Ultimately, the computational costs were recovered by the layered model as it consistently outperformed the semi-infinite model in terms of accuracy to recover ${\mu }_{a_2}$ and ${\mu }_{s_1}^{\prime }$ even at large SDS (Figure 5 and Figure A6). On average, the bilayered modeling performed better than SI model, to extract optical absorption. For example, in a head tissue model that was simulated with top and bottom layer oxygenation of $98\%$ and $70\%$, the error in recovered cerebral oxygenation was $2.7\%$ when reconstructed with bilayer DT at an SDS of 1.5 cm, but it was $13\%$ when reconstructed with semi-infinite DT. The error in retrieval of cerebral oxygenation is comparable between semi-infinite and bilayer models (within 1% of each other) for only 31 models of the 384 tested. In the case of a particular head tissue model that had top- and bottom-layer oxygen saturation of $60\%$ and $55\%$, respectively, semi-infinite and bilayered models recovered cerebral oxygenation to within 1.5% at and SDS of 1.5 cm, the semi-infinite model marginally underperformed the bilayered estimate. It is interesting to note that bilayered DT models could extract ${\mu }_{a_2}$ accurately, even at short SDS (of 1 cm), which may prove to be practically useful, as shorter SDS channels have better SNR.

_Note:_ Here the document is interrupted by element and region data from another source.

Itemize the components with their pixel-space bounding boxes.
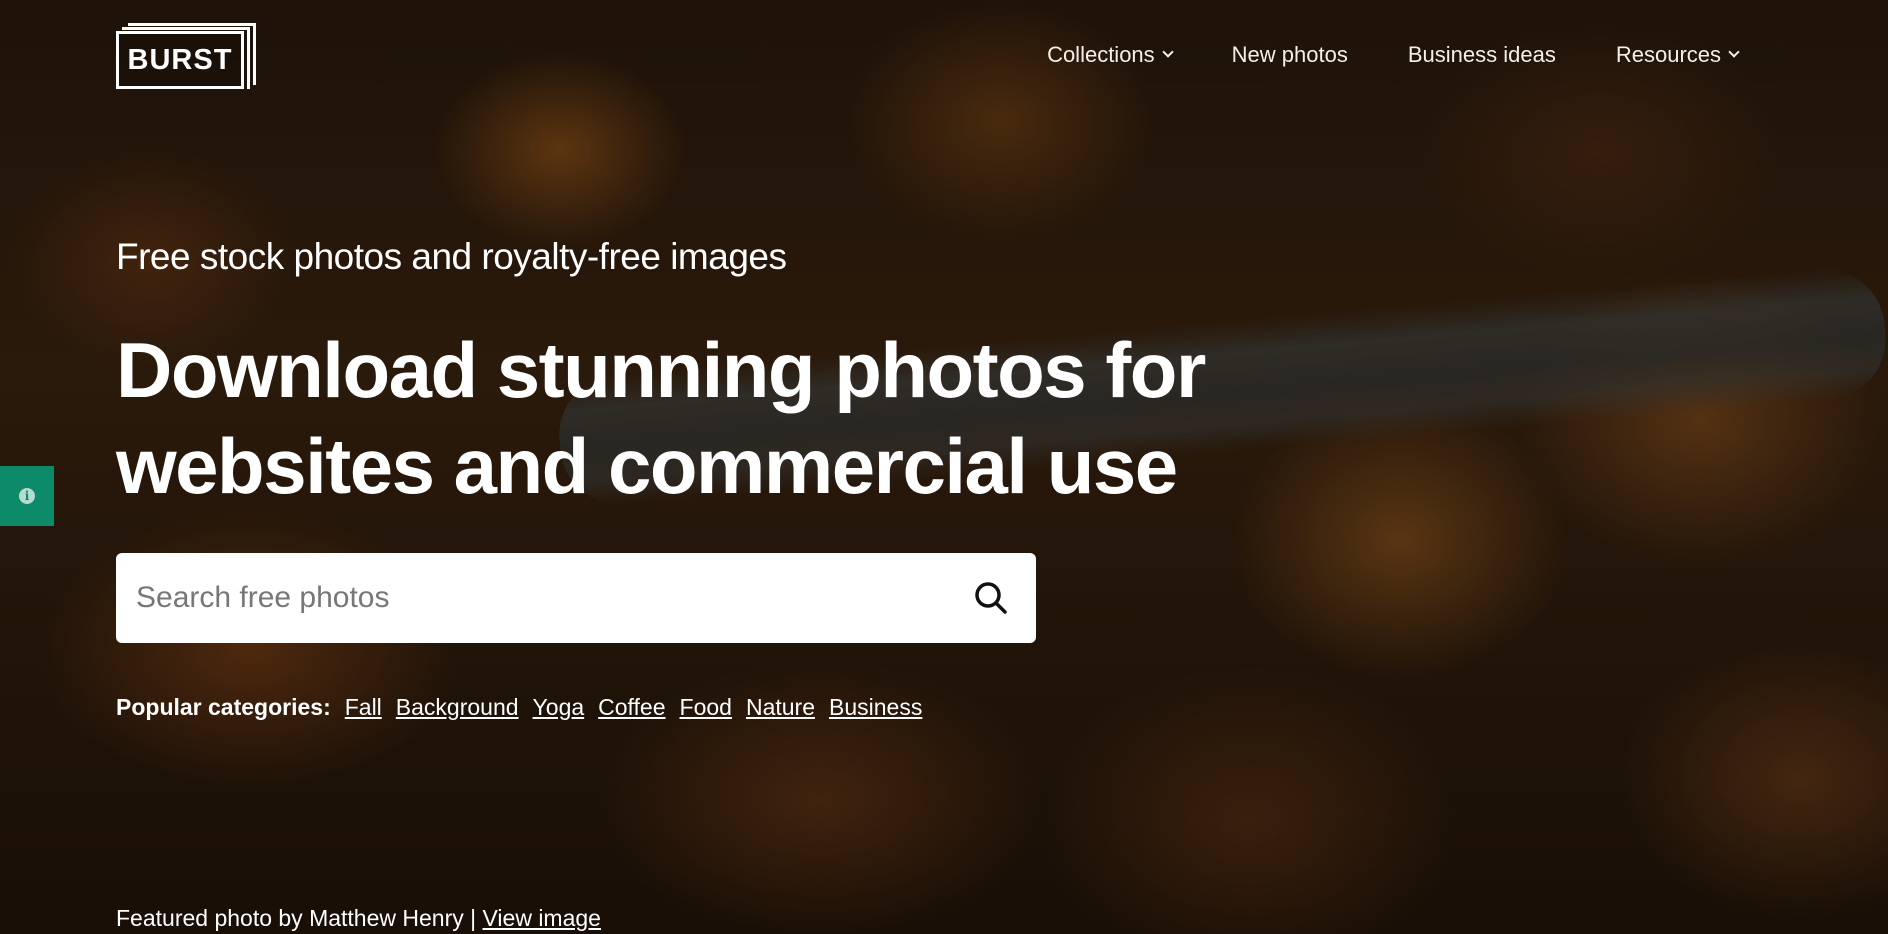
search-icon: [975, 582, 1007, 614]
search-button[interactable]: [946, 553, 1036, 643]
nav-item-label: Collections: [1047, 42, 1155, 67]
category-link-yoga[interactable]: Yoga: [533, 694, 585, 721]
view-image-link[interactable]: View image: [483, 905, 601, 931]
chevron-down-icon: [1162, 46, 1174, 58]
nav-item-label: New photos: [1231, 42, 1348, 67]
category-link-fall[interactable]: Fall: [345, 694, 382, 721]
search-form: [116, 552, 1036, 644]
burst-logo[interactable]: BURST: [116, 23, 256, 89]
main-nav: Collections New photos Business ideas Re…: [987, 42, 1740, 68]
side-info-tab[interactable]: i: [0, 466, 54, 526]
headline-line-2: websites and commercial use: [116, 422, 1178, 510]
category-link-coffee[interactable]: Coffee: [598, 694, 665, 721]
chevron-down-icon: [1728, 46, 1740, 58]
popular-categories: Popular categories: Fall Background Yoga…: [116, 694, 936, 721]
category-link-food[interactable]: Food: [680, 694, 732, 721]
search-input[interactable]: [116, 552, 946, 644]
hero-section: BURST Collections New photos Business id…: [0, 0, 1888, 934]
category-link-nature[interactable]: Nature: [746, 694, 815, 721]
headline-line-1: Download stunning photos for: [116, 326, 1206, 414]
nav-item-new-photos[interactable]: New photos: [1232, 42, 1348, 68]
hero-tagline: Free stock photos and royalty-free image…: [116, 236, 787, 277]
logo-text: BURST: [127, 43, 233, 76]
category-link-background[interactable]: Background: [396, 694, 519, 721]
nav-item-collections[interactable]: Collections: [1047, 42, 1174, 68]
nav-item-label: Resources: [1615, 42, 1721, 67]
category-link-business[interactable]: Business: [829, 694, 922, 721]
hero-headline: Download stunning photos for websites an…: [116, 322, 1316, 514]
nav-item-resources[interactable]: Resources: [1615, 42, 1740, 68]
nav-item-label: Business ideas: [1407, 42, 1556, 67]
info-icon: i: [19, 488, 35, 504]
photo-credit-text: Featured photo by Matthew Henry |: [116, 905, 477, 931]
nav-item-business-ideas[interactable]: Business ideas: [1408, 42, 1556, 68]
popular-categories-label: Popular categories:: [116, 694, 331, 720]
photo-credit: Featured photo by Matthew Henry | View i…: [116, 905, 601, 932]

The mean and median global errors for all optical coefficients, as well as the functional endpoints, along with the standard deviations of the errors are listed in Table 2 to clearly compare the performance of extracting the coefficients from semi-infinite and bilayered DT.

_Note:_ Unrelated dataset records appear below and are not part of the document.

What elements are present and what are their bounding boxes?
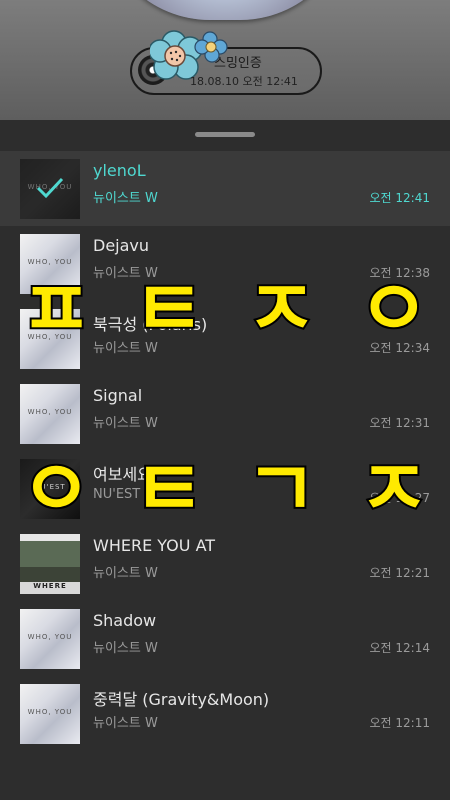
streaming-cert-badge: 스밍인증 18.08.10 오전 12:41 xyxy=(130,30,322,95)
overlay-char: ㅌ xyxy=(131,443,207,537)
song-title: 중력달 (Gravity&Moon) xyxy=(93,690,270,709)
song-artist: 뉴이스트 W xyxy=(93,716,158,731)
drag-handle[interactable] xyxy=(195,132,255,137)
overlay-char: ㅇ xyxy=(356,263,432,357)
song-title: Signal xyxy=(93,386,143,405)
song-time: 오전 12:41 xyxy=(369,191,430,205)
album-thumbnail: WHO, YOU xyxy=(20,684,80,744)
song-artist: 뉴이스트 W xyxy=(93,641,158,656)
album-thumbnail: WHO, YOU xyxy=(20,609,80,669)
overlay-char: ㅌ xyxy=(131,263,207,357)
album-art-label: WHERE xyxy=(33,582,67,590)
overlay-caption-line-1: ㅍ ㅌ ㅈ ㅇ xyxy=(0,255,450,357)
album-art-label: WHO, YOU xyxy=(27,408,73,416)
check-icon xyxy=(20,159,80,219)
song-row-8[interactable]: WHO, YOU 중력달 (Gravity&Moon) 뉴이스트 W 오전 12… xyxy=(0,676,450,751)
song-artist: 뉴이스트 W xyxy=(93,191,158,206)
album-thumbnail: WHERE xyxy=(20,534,80,594)
album-thumbnail: WHO, YOU xyxy=(20,159,80,219)
overlay-char: ㄱ xyxy=(243,443,319,537)
song-artist: 뉴이스트 W xyxy=(93,566,158,581)
song-title: ylenoL xyxy=(93,161,146,180)
album-cover-disc xyxy=(100,0,350,20)
song-time: 오전 12:11 xyxy=(369,716,430,730)
cert-datetime: 18.08.10 오전 12:41 xyxy=(190,75,298,88)
album-art-label: WHO, YOU xyxy=(27,708,73,716)
song-row-7[interactable]: WHO, YOU Shadow 뉴이스트 W 오전 12:14 xyxy=(0,601,450,676)
overlay-char: ㅈ xyxy=(243,263,319,357)
overlay-char: ㅍ xyxy=(18,263,94,357)
overlay-char: ㅈ xyxy=(356,443,432,537)
song-time: 오전 12:14 xyxy=(369,641,430,655)
album-art-label: WHO, YOU xyxy=(27,633,73,641)
overlay-char: ㅇ xyxy=(18,443,94,537)
song-row-1[interactable]: WHO, YOU ylenoL 뉴이스트 W 오전 12:41 xyxy=(0,151,450,226)
song-title: Shadow xyxy=(93,611,157,630)
header-area: 스밍인증 18.08.10 오전 12:41 xyxy=(0,0,450,120)
overlay-caption-line-2: ㅇ ㅌ ㄱ ㅈ xyxy=(0,435,450,537)
cert-label: 스밍인증 xyxy=(214,56,262,71)
song-time: 오전 12:21 xyxy=(369,566,430,580)
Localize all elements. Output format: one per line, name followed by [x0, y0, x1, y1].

Our exploration establishes the advantage of bilayer DT modeling by comparing the accuracy of the retrieval of optical coefficients and the functional endpoints across a large range of optical coefficients representing two standard target tissues. We also explicitly compare the performance of semi-infinite and bilayer DT models for the first time, to the best of our knowledge. The exploration, however, was limited to an a priori assumption of the top-layer thickness and a uniform refractive index for both layers. Further exploration on the effect that these physical parameters can have need to be explored.

5. Conclusions

We demonstrate that using multi-layer DT for analysis of TD reflectance simulated in bilayered media allowed for quantitative reconstruction of optical absorption of both layers. Accuracy and precision of recovered parameters were within acceptable ranges for clinical utility across a wide-set of target optical coefficients. The top-layer absorption coefficient (${\mu }_{a_1}$) was reconstructed with mean errors lesser than $0.03 {\mathrm{cm}}^{-1}$ at SDS of $1.5 \mathrm{and} 2$ cm (rising to greater than $0.1 {\mathrm{cm}}^{-1}$ at 2.5 cm), while the reduced scattering coefficient (${\mu }_{s_1}^{\prime }$) was recovered to within $3 {\mathrm{cm}}^{-1}$ across all SDS. The average errors in bottom layer absorption, ${\mu }_{a_2}$ were within $0.02 {\mathrm{cm}}^{-1}$ of their true values, while bottom layer scattering ${\mu }_{s_2}^{\prime }$ could had errors larger than 50%. When translated into errors in functional endpoints, the top-layer $\left[THb\right]$ and ${\mathrm{SO}}_2$ had larger errors relative to the bottom layer. Our work also showed that the accuracy of retrieved optical coefficients and their corresponding functional endpoints using layered DT and over-performed the semi-infinite DT model across all retrieved optical coefficients. However, the layered DT had significantly higher computational costs. Future work will investigate approaches to reduce computational time for optimization of TD-reflectance.